Can LLMs boost urban causal inference?
Reimagining Urban Science: Scaling Causal Inference with Large Language Models
April 18, 2025
https://arxiv.org/pdf/2504.12345This paper proposes AutoUrbanCI, an LLM-powered framework for automating urban causal inference research. It addresses current research limitations like geographical bias, over-reliance on structured data, and methodological homogeneity by using modular agents specialized for hypothesis generation, data engineering, causal experimentation, and policy insights generation.
Key points relevant to LLM-based multi-agent systems:
- Modular Agents: AutoUrbanCI leverages specialized LLM agents, each with multiple operational modes to handle different research scenarios and data types. This enables flexibility and adaptability in causal inference workflows.
- Multimodal Data Integration: AutoUrbanCI is designed to integrate and process multimodal urban data (text, images, time series, etc.), addressing a current limitation in urban research.
- Automation of Causal Inference: The framework automates key steps in causal inference, from hypothesis generation to experimental execution and policy narrative generation, reducing manual effort and enhancing scalability.

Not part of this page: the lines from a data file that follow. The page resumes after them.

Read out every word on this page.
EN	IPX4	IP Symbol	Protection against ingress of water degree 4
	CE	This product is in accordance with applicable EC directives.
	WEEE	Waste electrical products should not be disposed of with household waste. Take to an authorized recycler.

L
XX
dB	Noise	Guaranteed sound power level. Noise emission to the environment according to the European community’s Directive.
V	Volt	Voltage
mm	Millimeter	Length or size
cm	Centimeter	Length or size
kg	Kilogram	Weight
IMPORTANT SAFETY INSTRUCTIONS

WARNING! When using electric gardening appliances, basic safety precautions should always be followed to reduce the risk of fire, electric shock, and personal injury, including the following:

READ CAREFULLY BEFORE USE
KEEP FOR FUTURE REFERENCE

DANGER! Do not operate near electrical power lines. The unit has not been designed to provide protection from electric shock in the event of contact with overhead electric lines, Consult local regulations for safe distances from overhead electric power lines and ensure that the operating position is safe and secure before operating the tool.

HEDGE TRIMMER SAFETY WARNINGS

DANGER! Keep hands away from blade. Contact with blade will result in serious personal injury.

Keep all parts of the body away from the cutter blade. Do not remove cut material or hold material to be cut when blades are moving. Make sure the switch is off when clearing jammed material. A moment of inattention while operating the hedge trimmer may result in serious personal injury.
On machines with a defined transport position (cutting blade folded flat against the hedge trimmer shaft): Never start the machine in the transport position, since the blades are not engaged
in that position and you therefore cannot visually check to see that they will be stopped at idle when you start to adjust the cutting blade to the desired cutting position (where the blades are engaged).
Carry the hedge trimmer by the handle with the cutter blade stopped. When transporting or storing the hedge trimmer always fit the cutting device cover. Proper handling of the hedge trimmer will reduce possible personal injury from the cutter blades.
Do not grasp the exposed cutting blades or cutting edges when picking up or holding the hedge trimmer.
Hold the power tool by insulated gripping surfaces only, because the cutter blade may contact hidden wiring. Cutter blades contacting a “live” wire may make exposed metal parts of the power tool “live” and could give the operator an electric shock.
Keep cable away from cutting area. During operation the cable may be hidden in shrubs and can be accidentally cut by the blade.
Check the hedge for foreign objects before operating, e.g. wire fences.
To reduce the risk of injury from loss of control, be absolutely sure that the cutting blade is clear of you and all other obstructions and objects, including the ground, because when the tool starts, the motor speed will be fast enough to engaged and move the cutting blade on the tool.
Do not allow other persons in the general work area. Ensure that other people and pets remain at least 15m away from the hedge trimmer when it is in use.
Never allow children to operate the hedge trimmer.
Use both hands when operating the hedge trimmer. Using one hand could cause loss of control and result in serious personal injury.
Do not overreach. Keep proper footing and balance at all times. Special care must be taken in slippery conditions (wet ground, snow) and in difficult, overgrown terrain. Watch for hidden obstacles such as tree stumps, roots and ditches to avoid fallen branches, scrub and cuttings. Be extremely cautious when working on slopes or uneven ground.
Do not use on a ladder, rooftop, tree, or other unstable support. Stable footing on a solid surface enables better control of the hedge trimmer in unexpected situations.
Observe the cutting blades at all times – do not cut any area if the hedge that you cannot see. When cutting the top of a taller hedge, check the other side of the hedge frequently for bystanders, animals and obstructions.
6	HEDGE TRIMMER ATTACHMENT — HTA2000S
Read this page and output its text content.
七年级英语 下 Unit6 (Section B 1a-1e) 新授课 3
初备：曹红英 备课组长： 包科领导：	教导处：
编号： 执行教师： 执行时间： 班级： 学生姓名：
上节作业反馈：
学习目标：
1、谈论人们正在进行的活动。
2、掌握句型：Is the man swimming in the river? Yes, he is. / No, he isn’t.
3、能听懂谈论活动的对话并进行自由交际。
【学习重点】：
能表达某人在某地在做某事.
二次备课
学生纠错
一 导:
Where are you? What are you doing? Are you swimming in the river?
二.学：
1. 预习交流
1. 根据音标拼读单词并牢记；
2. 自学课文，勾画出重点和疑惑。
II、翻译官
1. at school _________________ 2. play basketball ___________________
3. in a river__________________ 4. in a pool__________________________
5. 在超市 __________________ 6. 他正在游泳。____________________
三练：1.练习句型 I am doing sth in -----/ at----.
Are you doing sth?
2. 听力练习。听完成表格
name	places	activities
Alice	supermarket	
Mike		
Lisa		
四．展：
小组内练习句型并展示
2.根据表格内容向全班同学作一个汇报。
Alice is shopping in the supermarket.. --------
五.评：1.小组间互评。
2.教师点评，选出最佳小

- Human-AI Collaboration: AutoUrbanCI emphasizes a shift from AI as a tool to AI as a collaborator, with humans retaining oversight in defining research goals, validating outputs, and ensuring policy relevance.
- Multi-agent coordination: The paper highlights the challenge of maintaining context and consistency in multi-agent interaction and the need for robust mechanisms to ensure validity.
- Evaluation: The paper proposes a multi-dimensional evaluation framework considering methodological rigor, data quality, and ethical implications of AI-generated research, moving beyond typical LLM evaluations.